São vários os exemplos da fertilidade dessa fase. Poderíamos citar A Cidade nos Países Subdesenvolvidos (1965), que deu início a uma série de publicações sobre as especificidades e características próprias da urbanização no Terceiro Mundo. A publicação deste livro traz ao debate alguns dos problemas principais dessas cidades, convidando os geógrafos e demais leitores 'à meditação sobre o que esses grandes objetos construídos pelo homem podem representar na transformação que se deseja da fisionomia do mundo em que vivemos'.
Seguem-se A Urbanização Desigual (1980); Geografia y Economia Urbanas en los Países Subdesarrollados (1973); Pobreza Urbana (1978); Economia Espacial: críticas e alternativas (1978); Manual de Geografia Urbana (1981); Ensaios sobre a Urbanização Latino-americana (1982); O Trabalho do Geógrafo do Terceiro Mundo (1971); Espaço e Sociedade (1979) e O Espaço Dividido: os dois circuitos da economia urbana (1978), dentre os principais.
A publicação deste último livro é o exemplo maior e mais significativo dessa face de estudos. Com esse livro, Milton Santos desenvolve uma teoria sobre o espaço geográfico urbano e o subdesenvolvimento, tendo a interdisciplinariedade se intensificado, constituindo uma das principais características de sua obra e de seu trabalho.
Em O Espaço Dividido (p. 23-27), chama a atenção para o fato de que devemos considerar as modernizações como o único modo de levar em conta as implicações temporais da organização do espaço, especialmente no Terceiro Mundo. Por modernização entende-se a generalização de uma inovação vinda de um período anterior ou da fase imediatamente precedente. Considerando que cada período é caracterizado pela existência de um conjunto coerente de elementos de ordem econômica, social, política e moral, que constituem um verdadeiro sistema, sugere que devemos realizar uma divisão do tempo em períodos para reconhecer a existência da sucessão de modernizações, que seria a própria história das modernizações.
Por uma Epistemologia do Espaço
Uma outra face se afirma e caracteriza-se pelo mergulho na epistemologia da Geografia, do espaço, pela busca da compreensão da totalidade e do período histórico vigente desde o final da Segunda Guerra mundial.
São muitas as obras nessa linha e não poderíamos deixar de citar a publicação do texto 'Sociedade e Espaço: a formação social como teoria e como método', publicado pelo Boletim Paulista de Geografia, de 1977. A partir desse momento, o espaço como instância social se impõe. Seu esforço caminha no sentido de que a Geografia se preocupe mais com a formação do território do que com sua forma.
Para Milton Santos, a categoria formação econômica e social parecia adequada para ajudar à formulação de uma teoria válida do espaço. Para ele, não se podia falar de uma lei separada da evolução das formações espaciais, mas de formação socioespacial.

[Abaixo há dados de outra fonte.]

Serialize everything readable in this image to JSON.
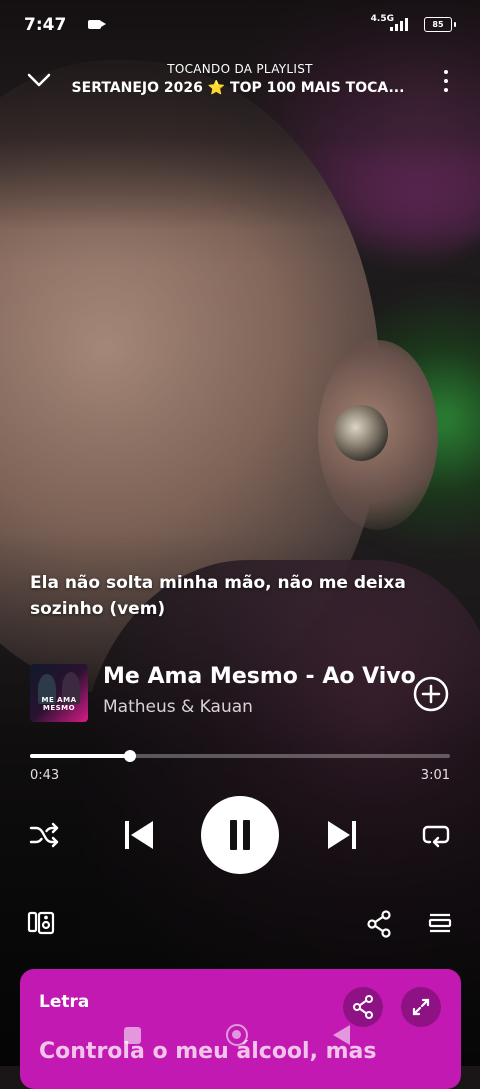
{
  "status_bar": {
    "time": "7:47",
    "network": "4.5G",
    "battery": "85"
  },
  "header": {
    "subtitle": "TOCANDO DA PLAYLIST",
    "playlist_title": "SERTANEJO 2026 ⭐ TOP 100 MAIS TOCA..."
  },
  "current_lyric": "Ela não solta minha mão, não me deixa sozinho (vem)",
  "track": {
    "title": "Me Ama Mesmo - Ao Vivo",
    "artist": "Matheus & Kauan",
    "cover_text": "ME AMA MESMO"
  },
  "progress": {
    "elapsed": "0:43",
    "total": "3:01",
    "fraction": 0.238
  },
  "lyrics_card": {
    "label": "Letra",
    "preview": "Controla o meu álcool, mas"
  },
  "colors": {
    "accent": "#c219b3",
    "accent_dark": "#8e1284"
  },
  "icons": [
    "chevron-down-icon",
    "more-vert-icon",
    "add-circle-icon",
    "shuffle-icon",
    "skip-previous-icon",
    "pause-icon",
    "skip-next-icon",
    "repeat-icon",
    "connect-device-icon",
    "share-icon",
    "queue-icon",
    "expand-icon"
  ]
}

Com a publicação dePor uma Geografia Nova (1978),mergulha na epistemologia da Geografia e na dialética, marcando um tempo de mudança na Geografia, um período de renovação, de busca de novos paradigmas, traduzido no próprio subtítulo do livro 'Da Crítica da Geografia à Geografia Crítica'. A partir de então, ganha força a idéia da Geografia com bases interdisciplinares, a crença numa 'geografia refundada, instrumento teórico e prático para a transformação do mundo'.
Os livros Pensando o Espaço do Homem (1979); Espaço e Método (1985); Metamorfoses do Espaço Habitado (1988); Técnica, Espaço e Tempo (1994) e, finalmente, a obra síntese A Natureza do Espaço (1996) mostram uma face de grandes elocubrações teóricas, de multiplicação de conceitos e de categorias, da revisão de conceitos clássicos da Geografia. Esses livros estão entre as principais referências do corpo epistemológico da Geografia elaborado por Milton Santos.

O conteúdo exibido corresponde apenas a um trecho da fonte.